Kapı açılmış ardına kadar,
“Gel” dedi o peri padişahı güzeli, “gir içeri”. “Zira burada ancak birliğe yer vardır, iki cana yer yoktur. Madem sen bensin bu gün, ben de sen oldum” “madem bir olduk, aşka daldık bu gün”,
“ey benim canım ” daha fazla durma dışarda
gel içeri.
Âşık can bir adım attı.
Kapı kapandı.
İçerisi dışarısı kalmadı,
o an her yer bir oldu alemde.
Ve orada yalnız,
sevgili vardı.
Dinle Neyden Hikâyenin Özünü
Dostlarım, bu hikaye beni her zaman çok etkiler ama nedense bu defa anlatırken çok ağladım. Sanki sazlıklardan koparılışımın acısını bir kez daha duydum, insanın cennetten sürülüşündeki sızıyı ben de hissettim.
Biz Allah’ın güzelliğini her yerde seyretmek ve her gün biraz daha güzelleşerek O’na dönmek için yaşıyoruz. O vakit bir an evvel bu “senlik benlik” davasını bırakarak, birlik yolunu tutmalıyız. Bu nasıl mümkün olur? derseniz, kendi arzularımız ile Allah’ın istekleri çatıştığında Allah’ın emrini tercih ederek, derim. Nefsimiz ile ruhumuz çatıştığında ruhumuzun bizi sevkettiği yöne gitmekle olur, derim. Hayatta düştüğümüz bütün ikilikleri, Kur’an ve sünnetin emirlerine uymak suretiyle ortadan kaldırmak, iç bütünlüğümüzü ve huzurumuzu temin edecek tek şeydir. Daha açık söylemek gerekirse, Kendi rahatımızı ailemizin, komşumuzun ya da bir yardıma ihtiyacı olana hizmet için fedâ ederek olur. En basitinden, vapura binerken, ya da markette sıra beklerken acelesi olan bir insana “Lütfen siz önden buyurun demekle” olur. Kendimizi öne atacağımız her yerde, “bu gün de arkadaşım benden önde olsun, onu övsünler, onu methetsinler” demekle olur arkadaşlarım.

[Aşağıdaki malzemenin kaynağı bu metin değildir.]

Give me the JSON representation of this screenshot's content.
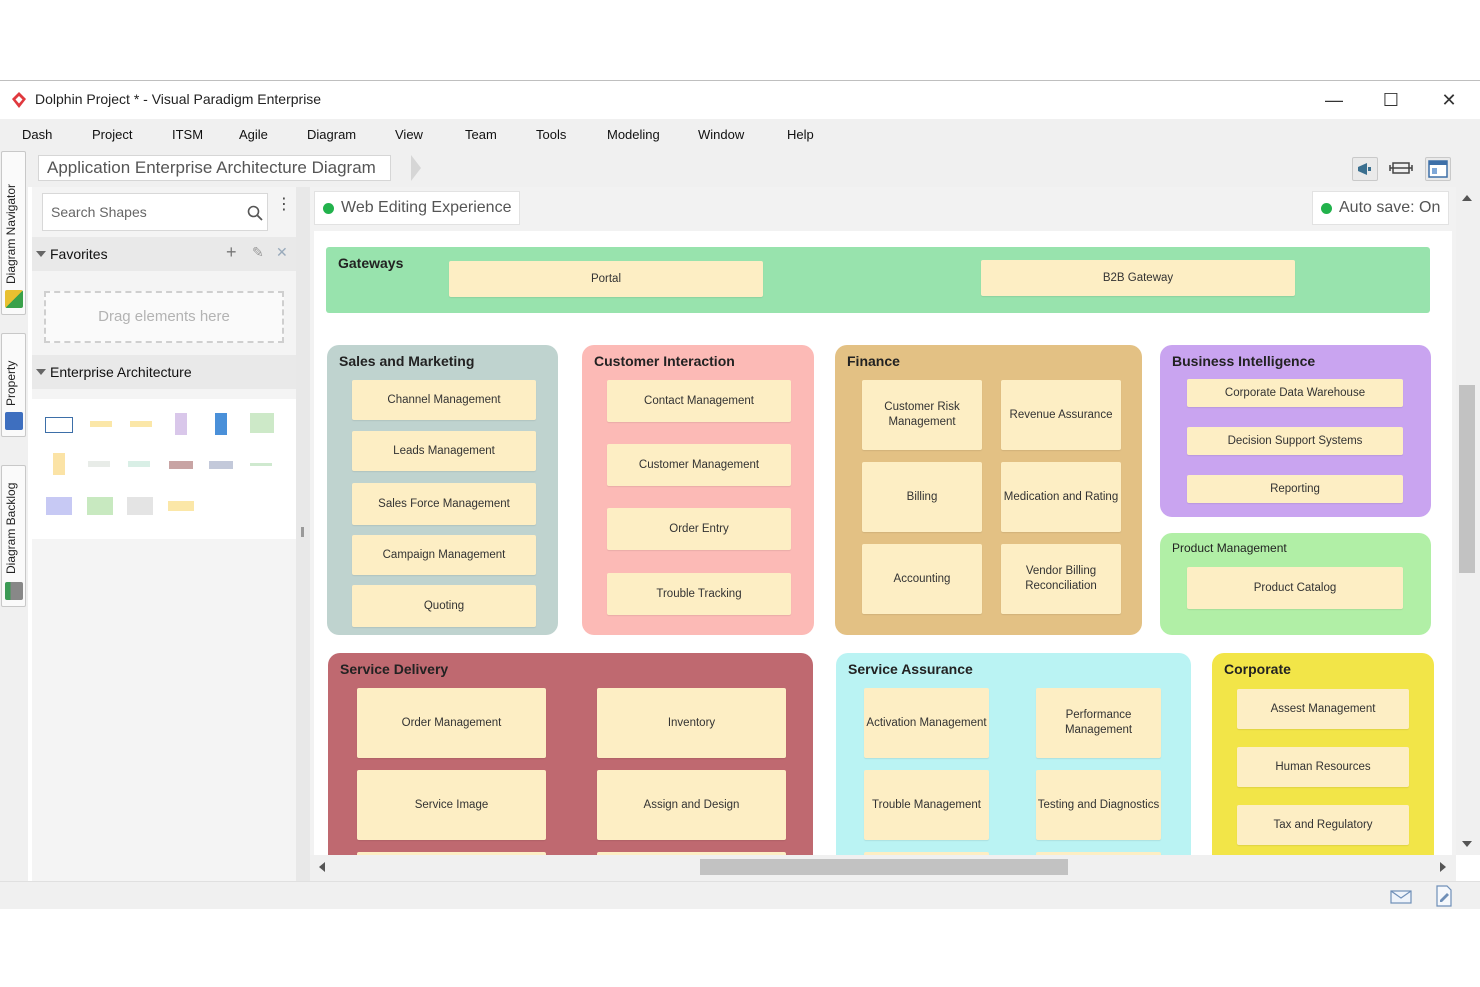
{
  "window": {
    "title": "Dolphin Project * - Visual Paradigm Enterprise"
  },
  "menu": [
    "Dash",
    "Project",
    "ITSM",
    "Agile",
    "Diagram",
    "View",
    "Team",
    "Tools",
    "Modeling",
    "Window",
    "Help"
  ],
  "rail": {
    "tabs": [
      "Diagram Navigator",
      "Property",
      "Diagram Backlog"
    ]
  },
  "breadcrumb": "Application Enterprise Architecture Diagram",
  "left_panel": {
    "search_placeholder": "Search Shapes",
    "favorites": {
      "title": "Favorites",
      "drop_hint": "Drag elements here"
    },
    "enterprise": {
      "title": "Enterprise Architecture"
    }
  },
  "canvas": {
    "web_editing": "Web Editing Experience",
    "auto_save": "Auto save: On"
  },
  "diagram": {
    "gateways": {
      "title": "Gateways",
      "items": [
        "Portal",
        "B2B Gateway"
      ]
    },
    "sales": {
      "title": "Sales and Marketing",
      "items": [
        "Channel Management",
        "Leads Management",
        "Sales Force Management",
        "Campaign Management",
        "Quoting"
      ]
    },
    "customer": {
      "title": "Customer Interaction",
      "items": [
        "Contact Management",
        "Customer Management",
        "Order Entry",
        "Trouble Tracking"
      ]
    },
    "finance": {
      "title": "Finance",
      "items": [
        "Customer Risk Management",
        "Revenue Assurance",
        "Billing",
        "Medication and Rating",
        "Accounting",
        "Vendor Billing Reconciliation"
      ]
    },
    "bi": {
      "title": "Business Intelligence",
      "items": [
        "Corporate Data Warehouse",
        "Decision Support Systems",
        "Reporting"
      ]
    },
    "product": {
      "title": "Product Management",
      "items": [
        "Product Catalog"
      ]
    },
    "delivery": {
      "title": "Service Delivery",
      "items": [
        "Order Management",
        "Inventory",
        "Service Image",
        "Assign and Design"
      ]
    },
    "assurance": {
      "title": "Service Assurance",
      "items": [
        "Activation Management",
        "Performance Management",
        "Trouble Management",
        "Testing and Diagnostics"
      ]
    },
    "corporate": {
      "title": "Corporate",
      "items": [
        "Assest Management",
        "Human Resources",
        "Tax and Regulatory"
      ]
    }
  },
  "colors": {
    "gateways": "#98e3ad",
    "sales": "#bfd3cf",
    "customer": "#fcbab6",
    "finance": "#e3c184",
    "bi": "#c9a4f0",
    "product": "#b1efa6",
    "delivery": "#bf6970",
    "assurance": "#baf3f3",
    "corporate": "#f2e548",
    "box": "#fdeec4",
    "status_dot": "#22b24c"
  }
}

Madem hepimiz Allah’ın kullarıyız. O halde tek vücuduz demektir. Arkadaşım demek, ben demektir. Onun sevinci başarısı benim başarım; onun derdi sıkıntısı benim sıkıntım demektir.

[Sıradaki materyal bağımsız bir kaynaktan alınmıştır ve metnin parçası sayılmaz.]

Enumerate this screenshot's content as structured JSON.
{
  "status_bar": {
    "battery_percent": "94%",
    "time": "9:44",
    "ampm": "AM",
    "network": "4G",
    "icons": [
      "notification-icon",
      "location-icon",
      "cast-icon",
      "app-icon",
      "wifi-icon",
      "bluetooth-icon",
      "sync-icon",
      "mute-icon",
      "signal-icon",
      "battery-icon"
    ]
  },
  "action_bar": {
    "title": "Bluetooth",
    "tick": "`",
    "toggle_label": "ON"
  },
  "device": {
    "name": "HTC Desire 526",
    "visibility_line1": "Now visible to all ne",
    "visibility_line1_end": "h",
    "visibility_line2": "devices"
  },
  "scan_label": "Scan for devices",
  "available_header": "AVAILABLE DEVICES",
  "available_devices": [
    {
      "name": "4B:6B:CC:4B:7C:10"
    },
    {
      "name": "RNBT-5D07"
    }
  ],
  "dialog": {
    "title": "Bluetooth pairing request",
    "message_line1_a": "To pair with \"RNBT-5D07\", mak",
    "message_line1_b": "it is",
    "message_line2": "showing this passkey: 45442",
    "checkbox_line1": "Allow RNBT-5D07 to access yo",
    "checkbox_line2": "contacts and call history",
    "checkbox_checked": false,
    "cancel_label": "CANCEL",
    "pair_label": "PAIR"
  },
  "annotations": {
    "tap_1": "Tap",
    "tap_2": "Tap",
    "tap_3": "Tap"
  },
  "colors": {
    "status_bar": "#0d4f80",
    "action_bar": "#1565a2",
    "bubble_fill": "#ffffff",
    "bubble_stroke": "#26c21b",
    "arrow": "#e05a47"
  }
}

Ben değil, sen demeyi öğrendiğimiz gün gerçekten kendimizi ve aslımız olan Allah’ı sevmiş olacağız. Ben değil “biz” diyebildiğimiz gün hakiki mümin olacağız. Çünkü biz bir bütünüz. Bu birliği gerçekten hissettiğimiz gün, hakiki Müslüman olacağız.